Victimes de la décadence d’un système injuste et de précarité, les protagonistes de l’écrivain évoluent dans un monde inquiétant, quelque peu surréalistes, avant de se côtoyer au détour d’une rue, dans un supermarché ou dans un troquet. Ils vivent au gré des situations et servent le propos de Luigi Pirandello qui aborde des problèmes majeurs, tels que l’argent et l’endettement, la marginalisation et la misère, la prostitution et le chômage.

Au sein d’une France déboussolée, où la religion et la technologie ont entraîné des disparités sociales, Dominique Pinon, Emmanuelle Boidron, Florence Thomassin, Jean-Claude Dreyfus, Jean-Marie Bigard, Michel Aumont, Rufus et Venantino Venantini forment une jolie troupe pleine d’entrain. Les personnages qu’ils jouent sont l’antithèse de ce que l’on est. Avec aplomb et talent, les comédiens font preuve de fraternité et de non-sens pour garder un peu de dignité et poser un regard désinvolte sur les relations qu’on a entre nous. Deux d’entre eux se distinguent. Le premier, Jean-Marie Bigard, est Étienne de La Boétie, un élégant et enragé humaniste, et le deuxième, Jean-Claude Dreyfus, endosse le costume d’un incorrigible Montaigne. Bigard et Dreyfus osent tout, allant même jusqu’à s’emparer de l’article 1587 du Code civil pour s’octroyer des droits. Et les situations qu’ils affrontent tous ensemble sont aussi cocasses et irrésistibles que l’irruption de l’auteur italien qui les conçoit.

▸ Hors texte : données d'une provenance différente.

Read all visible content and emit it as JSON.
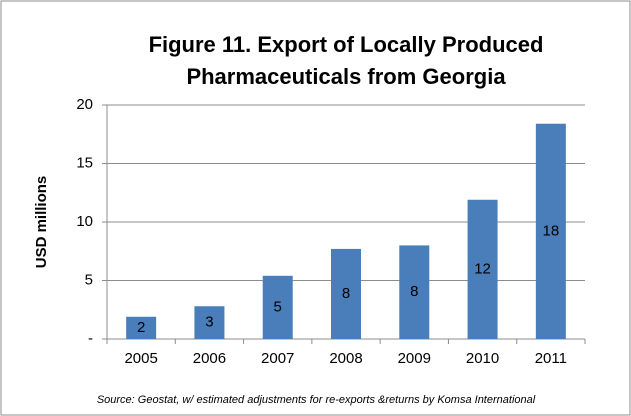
{
  "chart_data": {
    "type": "bar",
    "title": [
      "Figure 11. Export of  Locally Produced",
      "Pharmaceuticals from Georgia"
    ],
    "y_label": "USD millions",
    "source": "Source: Geostat, w/ estimated adjustments for re-exports &returns by Komsa International",
    "categories": [
      "2005",
      "2006",
      "2007",
      "2008",
      "2009",
      "2010",
      "2011"
    ],
    "values": [
      1.9,
      2.8,
      5.4,
      7.7,
      8.0,
      11.9,
      18.4
    ],
    "value_labels": [
      "2",
      "3",
      "5",
      "8",
      "8",
      "12",
      "18"
    ],
    "color": "#4a7ebb",
    "ylim": [
      0,
      20
    ],
    "yticks": [
      {
        "value": 0,
        "label": "-"
      },
      5,
      10,
      15,
      20
    ],
    "grid": true
  }
}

Imaginée par Jean-François Davy, connu pour ses comédies classiques et paillardes, la crise ne peut qu’apparaitre comme une pure pantalonnade inventée par l’homme pour être sur le plus haut trône du monde. En réalité, et selon l’illustre Michel de Montaigne en 1588, on n’est jamais assis que sur son cul. C’est au bonhomme lui-même de prendre son destin en main et de ne pas sentir la rose devant un dessous-de-table.